Microtubules play a key role in the regulation of cell architecture, metabolism and division. The microtubule systems of eukaryotic cells comprises a dynamic assembly and disassembly matrix in which heterodimers of tubulin polymerize to form microtubules in both normal and neoplastic cells. Within neoplastic cells, tubulin is polymerized into microtubules which form the mitotic spindle. The microtubules are then depolimerized when the mitotic spindle's use has been fulfilled. Agents which disrupt the polymerization or depolymerization of microtubules in neoplastic cells, thereby inhibiting the proliferation of these cells, comprise some of the most effective cancer chemotherapeutic agents in use.
Combretastatin A-4 (CA-4), isolated from the African bush willow, Combretum caffrum (Combretaceae) (Pettit, G. R., et al.; Experientia, 1989, 45, 209) shows exciting potential as an anticancer agent binding strongly to tubulin at a site shared with, or close to, the colchicine binding site (Lin, C. N., et al; Biochemistry, 1989, 28, 6984). The bond to tubulin prevents its polymerization into microtubules with anti-mitotic effect. CA-4 inhibits cell growth at as low as nanomolar concentrations and shares many structural features common to other tubulin-binding agents such as colchicine and podophyllotoxin.
The phosphate salt [CA-4P] (Pettit, G. R., et al.; Anticancer Drug Des., 1995, 10, 299), which has better water solubility than CA-4, has entered Phase II clinical trials.
It is the ability of combretastatins to damage tumor vasculature, thereby effectively starving tumors of nutrients, which makes them such exciting molecules.
Recently many studies have shown that a number of antiangiogenic agents, like CA-4P, can inhibit retinal neovascularization in a well-characterized murine model of ischemia-induced proliferative retinopathy.
These studies suggest that as CA-4P or new derivatives as other antiangiogenic agents, could be useful in the treatment of non-neoplastic diseases like ischemia-induced proliferative retinopathy (Griggs, J., et al., Am. J. Pathol., 2002, 160(3), 1097-103).

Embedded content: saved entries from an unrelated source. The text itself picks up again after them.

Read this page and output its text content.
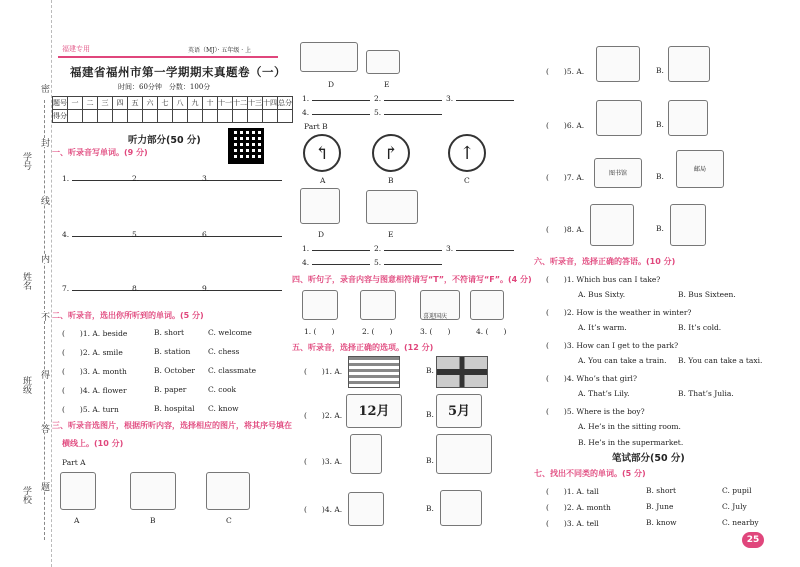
学号
姓名
班级
学校
密
封
线
内
不
得
答
题
福建专用	英语（MJ）· 五年级 · 上
福建省福州市第一学期期末真题卷（一）
时间：60分钟　分数：100分
题号	一	二	三	四	五	六	七	八	九	十	十一	十二	十三	十四	总分
得分															
听力部分(50 分)
一、听录音写单词。(9 分)
1.	2.	3.
4.	5.	6.
7.	8.	9.
二、听录音，选出你所听到的单词。(5 分)
(　　)1. A. beside	B. short	C. welcome
(　　)2. A. smile	B. station C. chess
(　　)3. A. month	B. October C. classmate
(　　)4. A. flower	B. paper	C. cook
(　　)5. A. turn	B. hospital C. know
三、听录音选图片，根据所听内容，选择相应的图片，将其序号填在
横线上。(10 分)
Part A
A	B	C
D	E
1.	2.	3.
4.	5.
Part B
↰	↱	↑
A	B	C
D	E
1.	2.	3.
4.	5.
四、听句子，录音内容与图意相符请写“T”，不符请写“F”。(4 分)
喜迎国庆
1. (　　)	2. (　　)	3. (　　)	4. (　　)
五、听录音，选择正确的选项。(12 分)
(　　)1. A.	B.
(　　)2. A.	12月	B.	5月
(　　)3. A.	B.
(　　)4. A.	B.
(　　)5. A.	B.
(　　)6. A.	B.
(　　)7. A.	图书馆	B.
邮局
(　　)8. A.	B.
六、听录音，选择正确的答语。(10 分)
(　　)1. Which bus can I take?
A. Bus Sixty.	B. Bus Sixteen.
(　　)2. How is the weather in winter?
A. It’s warm.	B. It’s cold.
(　　)3. How can I get to the park?
A. You can take a train. B. You can take a taxi.
(　　)4. Who’s that girl?
A. That’s Lily.	B. That’s Julia.
(　　)5. Where is the boy?
A. He’s in the sitting room.
B. He’s in the supermarket.
笔试部分(50 分)
七、找出不同类的单词。(5 分)
(　　)1. A. tall	B. short	C. pupil
(　　)2. A. month	B. June	C. July
(　　)3. A. tell	B. know	C. nearby
25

The spatial relationship between the two aromatic rings of combretastatin, colchicine and similar drugs is an important structural feature that determines their ability to bind to tubulin (McGown, A. T., et al., a) Bioorg. Med. Chem. Lett., 1988, 8(9), 1051-6; b) Bioorg. Med. Chem. Lett., 2001, 11(1), 51-4).
Since '80s researchers have discovered that the selective introduction of fluorine into biologically active molecules exerts an influence on activity. Therefore, important endeavour in drug design has been described and a number of compounds incorporating fluorine as a bioisosteric replacement for hydrogen were reported (Giannini, G., Current Medicinal Chemistry, 2002, 9, 687-712).